Then there's ridiculous Morgan Forster. My god, what a bore. Living alone with his mother until she dies; lusting for years after the Indian Syed Massod; and then the tram-driver Mohammed el Adl in Alexandria. Working up to a lather with fantasies of "indecent" stories to "excite myself." He wrote a stunningly great novel about India - - - can we ever forget the Malabar Caves? - - - but what do we gain by dragging his sorry ass in here? Passage wasn't even published until 1923. Why didn't we just call this book "Four Artists in Five Years? (And edit it down by half.)

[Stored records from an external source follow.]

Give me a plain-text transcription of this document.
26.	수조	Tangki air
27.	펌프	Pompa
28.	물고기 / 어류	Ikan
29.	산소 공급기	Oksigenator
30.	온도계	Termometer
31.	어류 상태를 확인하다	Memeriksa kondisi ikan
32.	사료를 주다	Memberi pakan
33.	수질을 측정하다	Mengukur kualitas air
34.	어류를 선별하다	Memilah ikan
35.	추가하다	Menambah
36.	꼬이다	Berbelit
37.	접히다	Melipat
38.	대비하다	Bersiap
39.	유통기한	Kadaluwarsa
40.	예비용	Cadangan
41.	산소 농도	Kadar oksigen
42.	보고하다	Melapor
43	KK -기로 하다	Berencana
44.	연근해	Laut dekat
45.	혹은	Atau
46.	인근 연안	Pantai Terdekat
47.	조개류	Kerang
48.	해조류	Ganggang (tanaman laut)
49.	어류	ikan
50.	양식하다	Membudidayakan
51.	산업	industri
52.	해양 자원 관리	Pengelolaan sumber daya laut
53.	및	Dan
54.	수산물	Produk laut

Then there's Jacob's Room by Virginia Woolf. Goldstein tries to drag Mrs. Dalloway in here - - - there are almost a dozen entries in Broken World, but that one belongs to 1925. That's what happens when you try to ram everything in such a little hole: you end up scraping it raw, filching stuff from before or after. Jacob's Room is all well and good, but we much more prefer squeezing Strachey in here, gossiping with her about their lah-dee-dah friend Lady Ottoline Morrell. Whose bladder, Lytton reports, has now gone the way of her wits - - - a melancholy dribble, and then, as she sits after dinner in the lamplight, her cheek pouches drooping with peppermints, a cigarette between her false teeth, and vast spectacles on her painted nose. Now there's the real 1922 for us.

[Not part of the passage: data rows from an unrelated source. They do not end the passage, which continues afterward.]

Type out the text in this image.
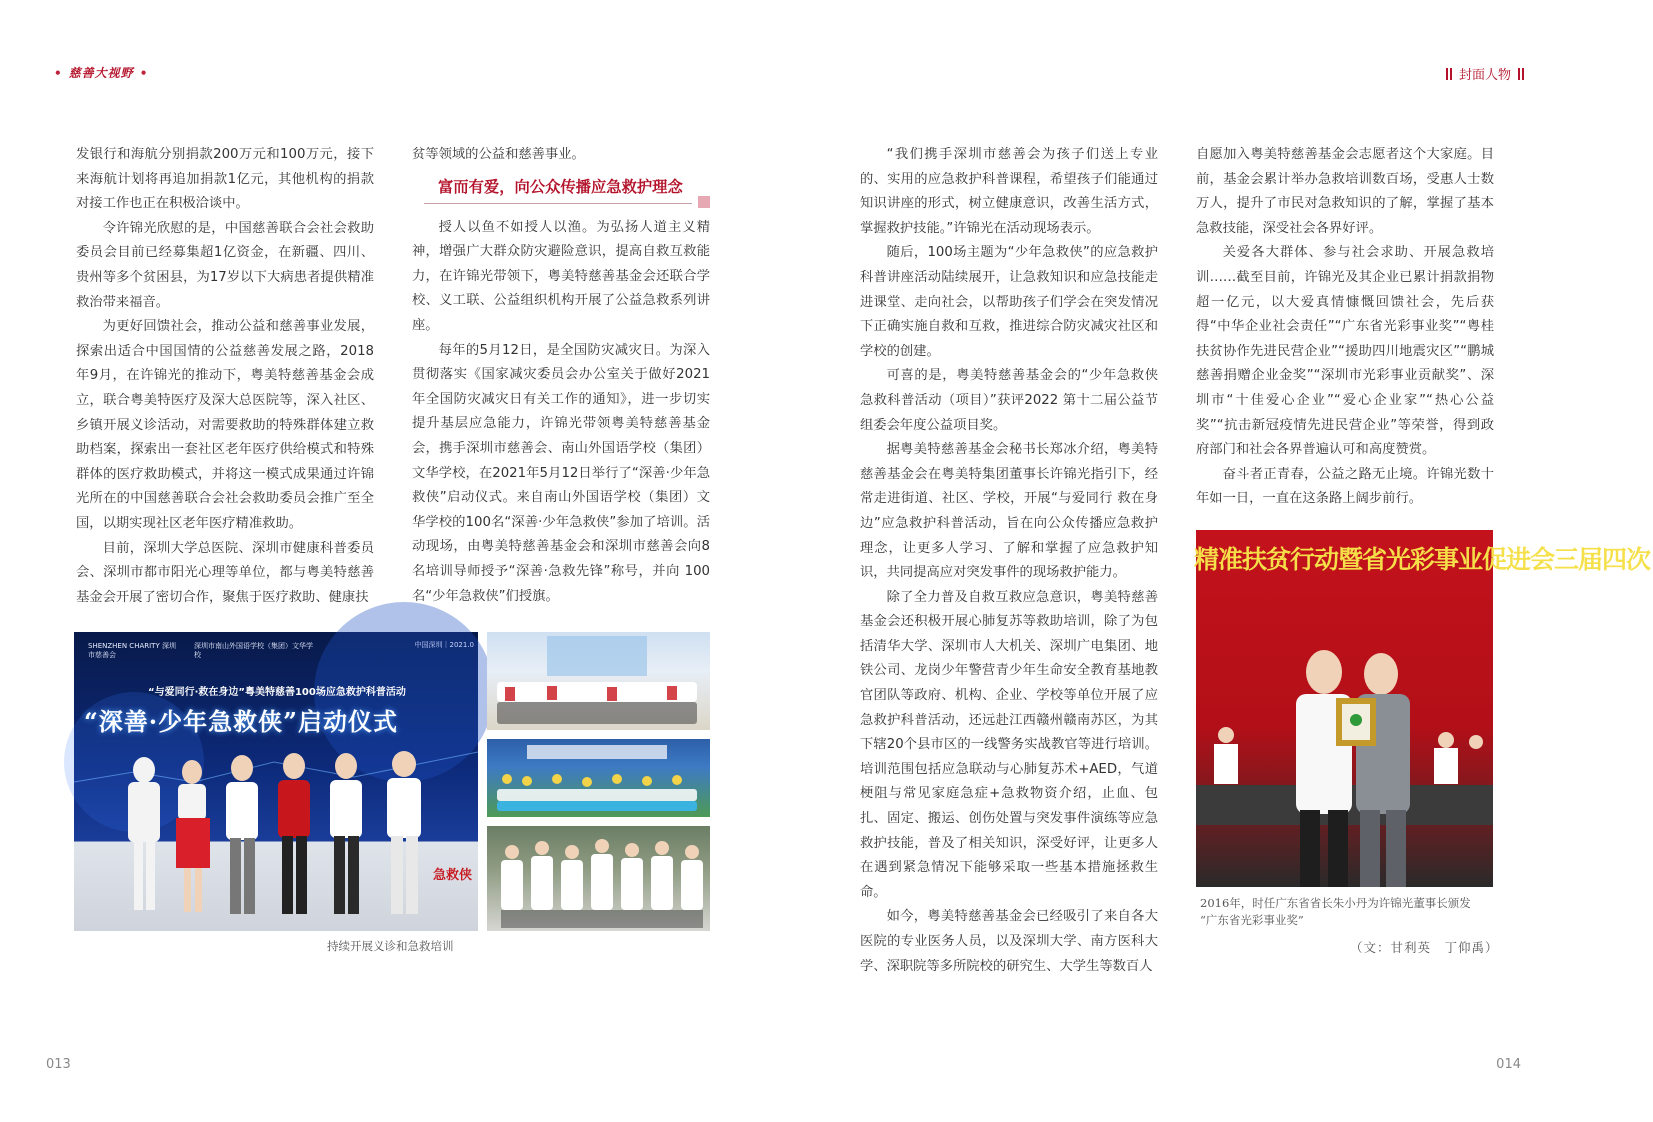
• 慈善大视野 •	封面人物

发银行和海航分别捐款200万元和100万元，接下来海航计划将再追加捐款1亿元，其他机构的捐款对接工作也正在积极洽谈中。

令许锦光欣慰的是，中国慈善联合会社会救助委员会目前已经募集超1亿资金，在新疆、四川、贵州等多个贫困县，为17岁以下大病患者提供精准救治带来福音。

为更好回馈社会，推动公益和慈善事业发展，探索出适合中国国情的公益慈善发展之路，2018年9月，在许锦光的推动下，粤美特慈善基金会成立，联合粤美特医疗及深大总医院等，深入社区、乡镇开展义诊活动，对需要救助的特殊群体建立救助档案，探索出一套社区老年医疗供给模式和特殊群体的医疗救助模式，并将这一模式成果通过许锦光所在的中国慈善联合会社会救助委员会推广至全国，以期实现社区老年医疗精准救助。

目前，深圳大学总医院、深圳市健康科普委员会、深圳市都市阳光心理等单位，都与粤美特慈善基金会开展了密切合作，聚焦于医疗救助、健康扶

贫等领域的公益和慈善事业。

富而有爱，向公众传播应急救护理念

授人以鱼不如授人以渔。为弘扬人道主义精神，增强广大群众防灾避险意识，提高自救互救能力，在许锦光带领下，粤美特慈善基金会还联合学校、义工联、公益组织机构开展了公益急救系列讲座。

每年的5月12日，是全国防灾减灾日。为深入贯彻落实《国家减灾委员会办公室关于做好2021年全国防灾减灾日有关工作的通知》，进一步切实提升基层应急能力，许锦光带领粤美特慈善基金会，携手深圳市慈善会、南山外国语学校（集团）文华学校，在2021年5月12日举行了“深善·少年急救侠”启动仪式。来自南山外国语学校（集团）文华学校的100名“深善·少年急救侠”参加了培训。活动现场，由粤美特慈善基金会和深圳市慈善会向8名培训导师授予“深善·急救先锋”称号，并向 100名“少年急救侠”们授旗。

“我们携手深圳市慈善会为孩子们送上专业的、实用的应急救护科普课程，希望孩子们能通过知识讲座的形式，树立健康意识，改善生活方式，掌握救护技能。”许锦光在活动现场表示。

随后，100场主题为“少年急救侠”的应急救护科普讲座活动陆续展开，让急救知识和应急技能走进课堂、走向社会，以帮助孩子们学会在突发情况下正确实施自救和互救，推进综合防灾减灾社区和学校的创建。

可喜的是，粤美特慈善基金会的“少年急救侠急救科普活动（项目）”获评2022 第十二届公益节组委会年度公益项目奖。

据粤美特慈善基金会秘书长郑冰介绍，粤美特慈善基金会在粤美特集团董事长许锦光指引下，经常走进街道、社区、学校，开展“与爱同行 救在身边”应急救护科普活动，旨在向公众传播应急救护理念，让更多人学习、了解和掌握了应急救护知识，共同提高应对突发事件的现场救护能力。

除了全力普及自救互救应急意识，粤美特慈善基金会还积极开展心肺复苏等救助培训，除了为包括清华大学、深圳市人大机关、深圳广电集团、地铁公司、龙岗少年警营青少年生命安全教育基地教官团队等政府、机构、企业、学校等单位开展了应急救护科普活动，还远赴江西赣州赣南苏区，为其下辖20个县市区的一线警务实战教官等进行培训。培训范围包括应急联动与心肺复苏术+AED，气道梗阻与常见家庭急症+急救物资介绍，止血、包扎、固定、搬运、创伤处置与突发事件演练等应急救护技能，普及了相关知识，深受好评，让更多人在遇到紧急情况下能够采取一些基本措施拯救生命。

如今，粤美特慈善基金会已经吸引了来自各大医院的专业医务人员，以及深圳大学、南方医科大学、深职院等多所院校的研究生、大学生等数百人

自愿加入粤美特慈善基金会志愿者这个大家庭。目前，基金会累计举办急救培训数百场，受惠人士数万人，提升了市民对急救知识的了解，掌握了基本急救技能，深受社会各界好评。

关爱各大群体、参与社会求助、开展急救培训……截至目前，许锦光及其企业已累计捐款捐物超一亿元，以大爱真情慷慨回馈社会，先后获得“中华企业社会责任”“广东省光彩事业奖”“粤桂扶贫协作先进民营企业”“援助四川地震灾区”“鹏城慈善捐赠企业金奖”“深圳市光彩事业贡献奖”、深圳市“十佳爱心企业”“爱心企业家”“热心公益奖”“抗击新冠疫情先进民营企业”等荣誉，得到政府部门和社会各界普遍认可和高度赞赏。

奋斗者正青春，公益之路无止境。许锦光数十年如一日，一直在这条路上阔步前行。

SHENZHEN CHARITY 深圳市慈善会
深圳市南山外国语学校（集团）文华学校
中国深圳｜2021.0
“与爱同行·救在身边”粤美特慈善100场应急救护科普活动
“深善·少年急救侠”启动仪式
急救侠
持续开展义诊和急救培训
精准扶贫行动暨省光彩事业促进会三届四次
2016年，时任广东省省长朱小丹为许锦光董事长颁发
“广东省光彩事业奖”
（文：甘利英　丁仰禹）
013	014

D. H. Lawrence's Aaron's Rod? It hardly stands up to Sons & Lovers - - - his first real novel - - - which blew us away, towers even over that in Lady Chatterley's Lover who, as Ed Zern had it,

    this fictional account of the day-to-day life of an English gamekeeper is still of considerable interest to outdoorminded readers, as it contains many passages on pheasant raising, the apprehending of poachers, ways of controlling vermin, and other chores and duties of the professional gamekeeper. Unfortunately one is obliged to wade through many pages of extraneous material in order to discover and savor these sidelights on the management of a Midland shooting estate, and in this reviewer's opinion this book can not take the place of J. R. Miller's Practical Gamekeeping.
In 1921, Ezra Pound wrote on the first manuscript page of "The Waste Land,"

    If you must needs enquire
    Know diligent Reader
    That on each Occasion
    Ezra performed the Caesarean Operation . . .

And he did. He slashed it in half and who knows why, Eliot didn't complain. Even though he wrangled for a year or so dickering with the publisher Horace Liveright as to whether he would get £35 or £46 pounds for his 434 line poem to be printed. It's like Goldstein returning to this dithering Eliot not two or three but fifteen times in the course of Broken Record, I mean, World. They blamed it all on the poet's nervous disposition. I blame it on a biographers's logorrhea.

Reviewer's confession: I took the opportunity to skip over vast swatches of the book. The reason? The author evidently doesn't believe in any form of austerity . . . and evidently his publisher agrees.

There are snippets that are well and good, but we have to swim so far to find them. When Forster was eighty, he was interviewed on television, shown writing at his desk. "V. S. Pritchett asked him what he had been writing when the camera was rolling. One sentence, over and over again until they had got their picture," Forster replied. "James Joyce is a very bad writer. "I kept on writing it." Virginia Woolf reported her "unutterable boredom" with Ulysses, calling Joyce an "undelivered genius, was "puzzled, bored, irritated, & disillusioned as by a queasy undergraduate scratching his pimples."

    An illiterate, underbred book it seems to me: the book of a self-taught working man, & we all know how distressing they are, how egotistic, insistent, raw, striking, & ultimately nauseating.

Me? I am in love with all of them, irritated that their biographer had to blow them up so that they tipped the scales at over 286 closely edged minuscule print pages . . . turning what could have been a wonderful romp with four pals into a shabby night in the sack with this overweight floozy.